新郷送信所完成後の全景(東京中央放送局新郷放送所資料より)

川口市赤井3丁目の、地域のシンボルのごとく建つ鉄塔は、文化放送送信所である。鉄塔の下の斜面は市内屈指の桜の名所。見頃の4月には放送所の垣根が開門されて桜祭りが開催される。そのため多くの人々は桜見物の場所として認知するが、しかしそここそが川口の宝物「電波遺産」なる場所だ。

この鉄塔は、最初から文化放送送信所ではなく、NHKの送信所だった。昭和初期に建てられたもので、東京芝の愛宕山からはるばるこの地に移って来た。

当時の愛宕山での放送は、出力数が1キロワットだったため細々と営業されていた。1キロワットでの放送は聞こえる範囲があまりに狭いために、10キロワットという強力出力数での放送を必要とし、放送を始めるためにより高い場所が求められた。その地こそが、標高約20メートルの新郷村大字赤井台。現在の文化放送送信所が建つ赤井3丁目だ。放送所の建設は、大正14年から約4年の月日をかけて完成した。工事期間はあまりに長いために、周辺の人々には何ができるのかとだろうかと憶測をたくましくしたといわれる。

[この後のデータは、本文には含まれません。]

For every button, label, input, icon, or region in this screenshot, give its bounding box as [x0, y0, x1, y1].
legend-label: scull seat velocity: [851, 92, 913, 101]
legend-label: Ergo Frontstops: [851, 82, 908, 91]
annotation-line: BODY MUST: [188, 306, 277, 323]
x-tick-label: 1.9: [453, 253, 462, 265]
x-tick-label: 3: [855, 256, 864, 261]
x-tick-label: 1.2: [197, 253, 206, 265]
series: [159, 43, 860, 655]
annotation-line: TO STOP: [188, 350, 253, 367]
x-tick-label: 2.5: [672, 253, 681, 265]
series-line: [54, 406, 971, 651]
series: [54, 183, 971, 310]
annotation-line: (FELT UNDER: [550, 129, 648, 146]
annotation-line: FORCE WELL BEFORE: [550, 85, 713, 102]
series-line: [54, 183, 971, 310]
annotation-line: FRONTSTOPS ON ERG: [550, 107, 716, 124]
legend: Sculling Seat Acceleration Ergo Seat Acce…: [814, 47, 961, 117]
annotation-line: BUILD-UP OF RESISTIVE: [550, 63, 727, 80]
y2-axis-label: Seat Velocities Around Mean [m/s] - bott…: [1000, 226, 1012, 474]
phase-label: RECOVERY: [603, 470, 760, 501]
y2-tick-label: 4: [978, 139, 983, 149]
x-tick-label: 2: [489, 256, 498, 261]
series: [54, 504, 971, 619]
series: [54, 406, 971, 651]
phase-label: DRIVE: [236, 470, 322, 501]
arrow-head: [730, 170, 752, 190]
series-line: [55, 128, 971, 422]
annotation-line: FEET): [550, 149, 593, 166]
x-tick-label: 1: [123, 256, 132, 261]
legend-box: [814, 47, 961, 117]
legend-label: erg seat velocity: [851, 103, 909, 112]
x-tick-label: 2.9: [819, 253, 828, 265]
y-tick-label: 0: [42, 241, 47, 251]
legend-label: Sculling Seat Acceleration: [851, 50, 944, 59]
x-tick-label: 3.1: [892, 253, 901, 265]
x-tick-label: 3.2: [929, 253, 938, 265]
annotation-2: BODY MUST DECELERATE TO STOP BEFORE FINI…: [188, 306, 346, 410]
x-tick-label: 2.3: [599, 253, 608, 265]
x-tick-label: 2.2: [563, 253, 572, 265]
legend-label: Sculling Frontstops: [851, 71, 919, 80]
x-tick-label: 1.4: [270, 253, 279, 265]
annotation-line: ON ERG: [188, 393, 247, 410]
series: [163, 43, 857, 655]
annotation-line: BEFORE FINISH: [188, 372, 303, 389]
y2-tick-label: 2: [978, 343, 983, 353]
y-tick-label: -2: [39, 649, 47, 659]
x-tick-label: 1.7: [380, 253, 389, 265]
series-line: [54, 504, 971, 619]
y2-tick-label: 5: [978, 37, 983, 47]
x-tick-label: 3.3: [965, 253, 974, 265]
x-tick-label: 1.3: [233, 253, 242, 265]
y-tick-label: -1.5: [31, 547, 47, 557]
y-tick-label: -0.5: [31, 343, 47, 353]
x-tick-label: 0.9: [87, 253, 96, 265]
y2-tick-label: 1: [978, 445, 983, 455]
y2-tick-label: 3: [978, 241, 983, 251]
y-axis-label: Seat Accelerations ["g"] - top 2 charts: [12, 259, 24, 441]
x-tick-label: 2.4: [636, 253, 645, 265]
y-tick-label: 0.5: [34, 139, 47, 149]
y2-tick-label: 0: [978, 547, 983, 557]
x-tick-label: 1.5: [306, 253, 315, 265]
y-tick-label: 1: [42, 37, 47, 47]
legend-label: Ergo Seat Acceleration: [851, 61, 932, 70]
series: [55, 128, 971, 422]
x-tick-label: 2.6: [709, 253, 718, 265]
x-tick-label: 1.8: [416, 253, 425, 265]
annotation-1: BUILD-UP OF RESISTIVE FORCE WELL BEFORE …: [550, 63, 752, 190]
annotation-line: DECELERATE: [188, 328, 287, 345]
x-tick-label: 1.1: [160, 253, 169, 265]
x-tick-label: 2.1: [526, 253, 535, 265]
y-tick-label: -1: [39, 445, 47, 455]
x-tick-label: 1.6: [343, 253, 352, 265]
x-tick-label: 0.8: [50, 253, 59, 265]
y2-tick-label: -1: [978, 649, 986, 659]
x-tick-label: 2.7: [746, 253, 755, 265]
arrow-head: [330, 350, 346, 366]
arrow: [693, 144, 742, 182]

やがて工事は終わり、昭和3年に完成した建物は、送信用の鉄塔が2基と局舎、発電所、付属舎、舎宅などのほか、機械を冷やすための池なども造られたそうだ。畑や田んぼが広がる地に、当時の最先端の技術が集結して完成した「JOAK東京放送局・新郷放送所」。お披露目は、当時の逓信大臣のテープカットで開所した。